Mehrere Verletzte an der mazedonischen Grenze
Am mazedonisch-griechischen Grenzübergang Idomeni war es am Vormittag zu dramatischen Szenen gekommen. Etwa 300 Iraker und Syrer durchbrachen die Polizeiabsperrungen und drangen auf die Bahnstrecke von Griechenland nach Mazedonien vor. Die Menschen versuchten, Stacheldrahtabsperrungen niederzureißen und riefen "Macht die Grenzen auf!".
Einige Flüchtlinge warfen Steine auf die Beamten, die mit Tränengas schossen. Die Menge zog sich schließlich zurück, nicht zuletzt, weil viele Kinder wegen des Tränengases Atemnot hatten. Es kam zu Panik.
"Mindestens dreißig Menschen haben um eine Behandlung gebeten, darunter viele Kinder", teilte die Hilfsorganisation Ärzte ohne Grenzen mit. Nach mazedonischen Angaben wurde auch ein Polizist verletzt ins Krankenhaus gebracht.
Mazedonischer Präsident erklärt Grund der Grenzschließung
Mazedoniens Präsident Gjorge Ivanov verteidigte das harte Vorgehen der Sicherheitskräfte. Ohne die Grenzschließung "wäre Mazedonien mit Flüchtlingen überschwemmt worden", sagte er zu "Spiegel Online". Grund sei die Einführung der Obergrenze in Österreich. "Immer wenn ein Land weiter nördlich seine Grenze schließt, machen wir hier dasselbe."

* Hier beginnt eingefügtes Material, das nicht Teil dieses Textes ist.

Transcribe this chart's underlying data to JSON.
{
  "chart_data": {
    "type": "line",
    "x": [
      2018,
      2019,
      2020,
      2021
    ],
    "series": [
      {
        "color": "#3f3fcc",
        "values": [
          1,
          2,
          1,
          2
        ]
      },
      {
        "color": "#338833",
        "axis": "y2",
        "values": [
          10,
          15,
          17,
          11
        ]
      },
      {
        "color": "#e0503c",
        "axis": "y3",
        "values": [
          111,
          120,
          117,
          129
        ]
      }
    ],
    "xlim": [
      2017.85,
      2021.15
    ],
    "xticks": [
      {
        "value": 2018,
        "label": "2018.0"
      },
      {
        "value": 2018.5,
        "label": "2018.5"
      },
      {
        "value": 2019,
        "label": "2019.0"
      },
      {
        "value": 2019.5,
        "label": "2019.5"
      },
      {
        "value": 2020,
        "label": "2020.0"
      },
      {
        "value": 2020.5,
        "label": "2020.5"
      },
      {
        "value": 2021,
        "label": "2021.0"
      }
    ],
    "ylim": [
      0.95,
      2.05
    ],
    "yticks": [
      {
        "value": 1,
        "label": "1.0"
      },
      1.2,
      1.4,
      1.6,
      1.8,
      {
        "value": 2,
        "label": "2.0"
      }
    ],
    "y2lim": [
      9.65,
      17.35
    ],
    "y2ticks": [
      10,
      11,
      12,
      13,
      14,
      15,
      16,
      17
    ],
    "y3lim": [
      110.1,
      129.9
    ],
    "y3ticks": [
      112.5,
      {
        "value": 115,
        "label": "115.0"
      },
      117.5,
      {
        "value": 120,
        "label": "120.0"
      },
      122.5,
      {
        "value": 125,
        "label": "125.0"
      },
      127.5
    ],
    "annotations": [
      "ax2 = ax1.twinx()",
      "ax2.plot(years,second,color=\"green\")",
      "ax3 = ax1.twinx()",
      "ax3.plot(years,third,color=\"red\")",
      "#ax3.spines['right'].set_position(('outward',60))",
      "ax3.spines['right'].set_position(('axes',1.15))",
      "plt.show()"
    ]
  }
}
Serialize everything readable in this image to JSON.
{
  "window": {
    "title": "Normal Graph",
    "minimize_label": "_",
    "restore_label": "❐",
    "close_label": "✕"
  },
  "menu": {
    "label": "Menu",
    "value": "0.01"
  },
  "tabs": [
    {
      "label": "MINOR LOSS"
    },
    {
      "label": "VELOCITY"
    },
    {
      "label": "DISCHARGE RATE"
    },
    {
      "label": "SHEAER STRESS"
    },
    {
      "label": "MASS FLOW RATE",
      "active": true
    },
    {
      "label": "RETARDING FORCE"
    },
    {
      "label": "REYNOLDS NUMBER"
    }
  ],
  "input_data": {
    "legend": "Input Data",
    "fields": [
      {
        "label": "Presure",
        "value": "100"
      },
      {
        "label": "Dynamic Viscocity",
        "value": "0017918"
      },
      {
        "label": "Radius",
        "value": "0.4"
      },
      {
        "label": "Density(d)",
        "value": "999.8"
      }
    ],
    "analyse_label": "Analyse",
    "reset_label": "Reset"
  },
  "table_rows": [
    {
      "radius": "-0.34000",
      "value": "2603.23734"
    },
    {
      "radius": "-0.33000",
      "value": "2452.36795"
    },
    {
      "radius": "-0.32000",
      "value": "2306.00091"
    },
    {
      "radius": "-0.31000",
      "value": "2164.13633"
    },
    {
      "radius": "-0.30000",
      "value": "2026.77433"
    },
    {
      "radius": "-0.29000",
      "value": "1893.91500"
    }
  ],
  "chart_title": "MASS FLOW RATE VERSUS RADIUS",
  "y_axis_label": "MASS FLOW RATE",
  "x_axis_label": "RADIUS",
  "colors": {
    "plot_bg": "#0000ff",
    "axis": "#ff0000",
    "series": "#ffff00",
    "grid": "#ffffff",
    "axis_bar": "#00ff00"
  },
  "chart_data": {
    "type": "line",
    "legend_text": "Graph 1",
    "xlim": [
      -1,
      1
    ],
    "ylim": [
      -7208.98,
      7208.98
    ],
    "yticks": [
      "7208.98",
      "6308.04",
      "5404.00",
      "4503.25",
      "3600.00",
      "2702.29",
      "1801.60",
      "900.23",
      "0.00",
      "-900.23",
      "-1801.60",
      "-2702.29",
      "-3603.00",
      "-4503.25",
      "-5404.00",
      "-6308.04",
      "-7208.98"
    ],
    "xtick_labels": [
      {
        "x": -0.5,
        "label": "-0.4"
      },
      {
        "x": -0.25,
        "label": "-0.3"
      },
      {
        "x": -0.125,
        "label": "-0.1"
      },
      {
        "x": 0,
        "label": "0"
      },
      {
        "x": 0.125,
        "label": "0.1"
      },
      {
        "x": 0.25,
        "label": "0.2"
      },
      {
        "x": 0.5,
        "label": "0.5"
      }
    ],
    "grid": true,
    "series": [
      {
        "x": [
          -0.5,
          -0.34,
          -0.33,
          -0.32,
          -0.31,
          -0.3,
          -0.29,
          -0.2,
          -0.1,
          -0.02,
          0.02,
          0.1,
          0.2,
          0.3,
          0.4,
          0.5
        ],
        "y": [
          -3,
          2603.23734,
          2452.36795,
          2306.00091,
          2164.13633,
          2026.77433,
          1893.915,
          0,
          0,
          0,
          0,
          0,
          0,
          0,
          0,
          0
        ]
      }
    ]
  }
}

Mehr als 7000 Flüchtlinge sitzen derzeit in Idomeni an der Grenze fest. Mazedonien lässt täglich nur noch wenige hundert Syrer und Iraker passieren. Viele Neuankömmlinge legten sich am Montag auf der griechischen Seite auf die Bahngleise. "Wir sind Menschen, keine Tiere", war auf Plakaten zu lesen.
Brüssel schnürt Nothilfepaket von 700 Millionen Euro
Die EU-Kommission bereitet offenbar umfangreiche Nothilfe für diese Flüchtlinge vor. Brüssel sei bereit, "alle verfügbaren Instrumente" zu nutzen, um eine humanitäre Krise zu verhindern, sagte eine Sprecherin. Es geht demnach um die Bereitstellung von Unterkünften, Sachleistungen und finanzieller Hilfe. Die Flüchtlingskrise steht auch auf einem EU-Sondergipfel in einer Woche in Brüssel auf der Tagesordnung.
Zudem berichtet das "Wall Street Journal", dass die EU-Kommission zur Bewältigung der Flüchtlingskrise ein Nothilfe-Paket von 700 Millionen Euro schnüre. Das Geld solle in den kommenden drei Jahren vor allem nach Griechenland fließen. Zur Finanzierung könnte ein Topf angezapft werden, der eigentlich für Nothilfe in Afrika und anderen Regionen außerhalb der EU reserviert ist.